Sunday 12 February 2012

At first it takes everyone a few nights to get use to sleeping on a rocking boat, expecialy if you own the boat. I sleep like a baby on the boat. I remember my Dad telling me when he would sleep in the focsle of his fishing boat it was like sleeping in the belly of a whale. I sleep wonderfully on a boat, especially at anchor in a quiet harbor on a clear (and calm) night. You get really in tune with the boat and surroundings, and wake at any sound out of place. Jennie can even sleep in the focsle when at times she goes zero gravity, she won't even blink. However, last night was a new lesson in sleeping on a boat.

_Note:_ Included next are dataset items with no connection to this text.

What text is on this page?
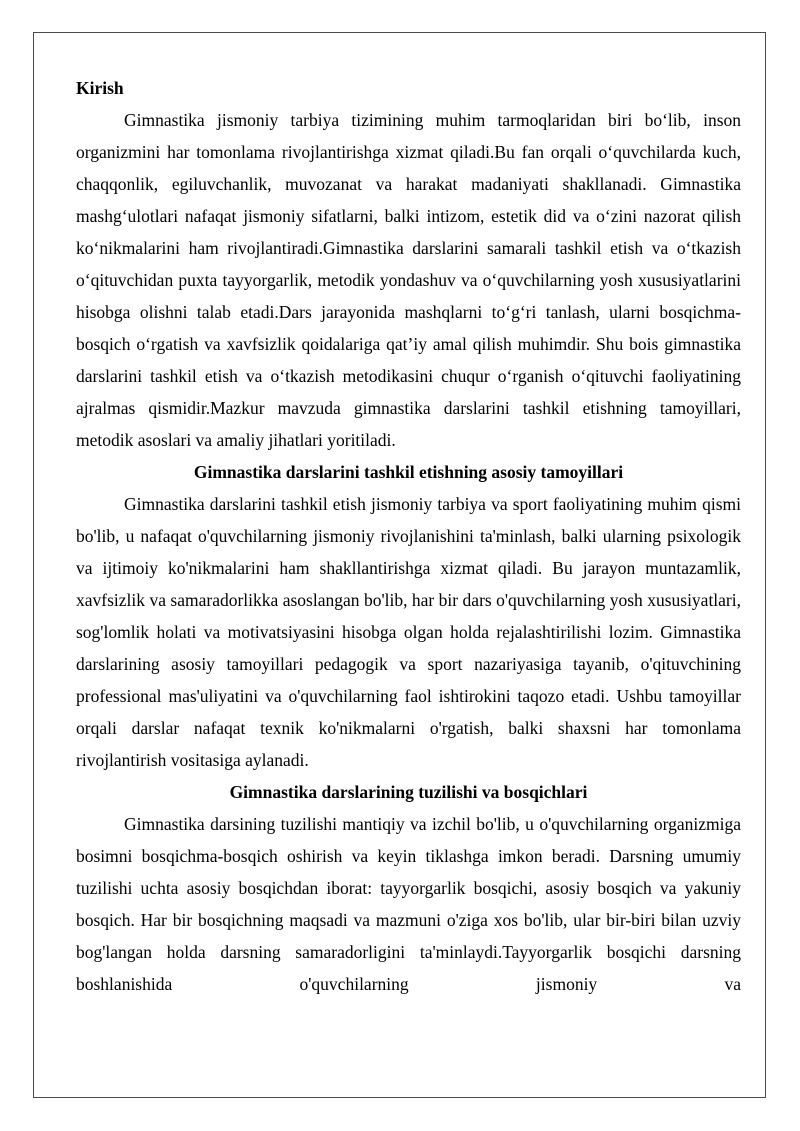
Kirish

Gimnastika jismoniy tarbiya tizimining muhim tarmoqlaridan biri bo‘lib, inson organizmini har tomonlama rivojlantirishga xizmat qiladi.Bu fan orqali o‘quvchilarda kuch, chaqqonlik, egiluvchanlik, muvozanat va harakat madaniyati shakllanadi. Gimnastika mashg‘ulotlari nafaqat jismoniy sifatlarni, balki intizom, estetik did va o‘zini nazorat qilish ko‘nikmalarini ham rivojlantiradi.Gimnastika darslarini samarali tashkil etish va o‘tkazish o‘qituvchidan puxta tayyorgarlik, metodik yondashuv va o‘quvchilarning yosh xususiyatlarini hisobga olishni talab etadi.Dars jarayonida mashqlarni to‘g‘ri tanlash, ularni bosqichma-bosqich o‘rgatish va xavfsizlik qoidalariga qat’iy amal qilish muhimdir. Shu bois gimnastika darslarini tashkil etish va o‘tkazish metodikasini chuqur o‘rganish o‘qituvchi faoliyatining ajralmas qismidir.Mazkur mavzuda gimnastika darslarini tashkil etishning tamoyillari, metodik asoslari va amaliy jihatlari yoritiladi.

Gimnastika darslarini tashkil etishning asosiy tamoyillari

Gimnastika darslarini tashkil etish jismoniy tarbiya va sport faoliyatining muhim qismi bo'lib, u nafaqat o'quvchilarning jismoniy rivojlanishini ta'minlash, balki ularning psixologik va ijtimoiy ko'nikmalarini ham shakllantirishga xizmat qiladi. Bu jarayon muntazamlik, xavfsizlik va samaradorlikka asoslangan bo'lib, har bir dars o'quvchilarning yosh xususiyatlari, sog'lomlik holati va motivatsiyasini hisobga olgan holda rejalashtirilishi lozim. Gimnastika darslarining asosiy tamoyillari pedagogik va sport nazariyasiga tayanib, o'qituvchining professional mas'uliyatini va o'quvchilarning faol ishtirokini taqozo etadi. Ushbu tamoyillar orqali darslar nafaqat texnik ko'nikmalarni o'rgatish, balki shaxsni har tomonlama rivojlantirish vositasiga aylanadi.

Gimnastika darslarining tuzilishi va bosqichlari

Gimnastika darsining tuzilishi mantiqiy va izchil bo'lib, u o'quvchilarning organizmiga bosimni bosqichma-bosqich oshirish va keyin tiklashga imkon beradi. Darsning umumiy tuzilishi uchta asosiy bosqichdan iborat: tayyorgarlik bosqichi, asosiy bosqich va yakuniy bosqich. Har bir bosqichning maqsadi va mazmuni o'ziga xos bo'lib, ular bir-biri bilan uzviy bog'langan holda darsning samaradorligini ta'minlaydi.Tayyorgarlik bosqichi darsning boshlanishida o'quvchilarning jismoniy va
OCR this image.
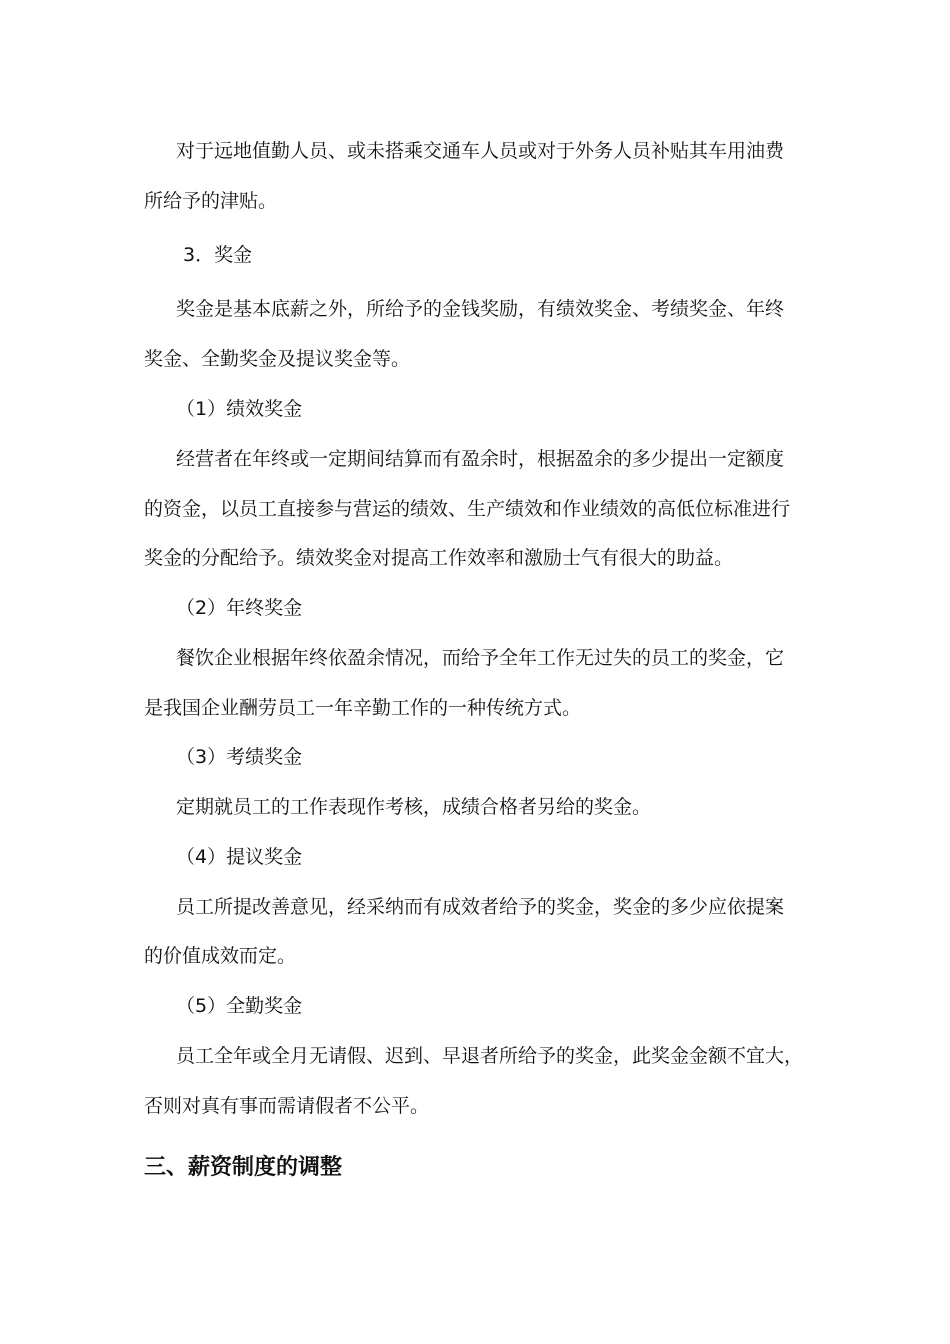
对于远地值勤人员、或未搭乘交通车人员或对于外务人员补贴其车用油费
所给予的津贴。
3．奖金
奖金是基本底薪之外，所给予的金钱奖励，有绩效奖金、考绩奖金、年终
奖金、全勤奖金及提议奖金等。
（1）绩效奖金
经营者在年终或一定期间结算而有盈余时，根据盈余的多少提出一定额度
的资金，以员工直接参与营运的绩效、生产绩效和作业绩效的高低位标准进行
奖金的分配给予。绩效奖金对提高工作效率和激励士气有很大的助益。
（2）年终奖金
餐饮企业根据年终依盈余情况，而给予全年工作无过失的员工的奖金，它
是我国企业酬劳员工一年辛勤工作的一种传统方式。
（3）考绩奖金
定期就员工的工作表现作考核，成绩合格者另给的奖金。
（4）提议奖金
员工所提改善意见，经采纳而有成效者给予的奖金，奖金的多少应依提案
的价值成效而定。
（5）全勤奖金
员工全年或全月无请假、迟到、早退者所给予的奖金，此奖金金额不宜大，
否则对真有事而需请假者不公平。
三、薪资制度的调整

First of it was below zero (32) degrees, in Florida. I thought we left the cold, but mother nature always has tricks up her sleeve. So we were bundled under layers of covers (even Dexter). That wasn't so bad, but what made it a new experience was how the boat reacted to the 35 knot winds. At the moment Cypraea is on "the hard", which means on land. She has 7 stands holding her upright, and 50% of her weight below the top of the jack stands, this is usually very stable. The wind was so strong last night that Cypraea would shake and bounce every time there was a big gust. But not the nice fluid motion that happens on water, kinda felt like driving over a rough road. This kept waking me up every once in a while, this and the cold. We don't have a heater either, who would have thought.

So living on the hard is hardly a rigid state, nothing with boats is. I leave this post with something my late brother Matthew said, "Anchoring is a dumb term, there isn't anything stationary about it."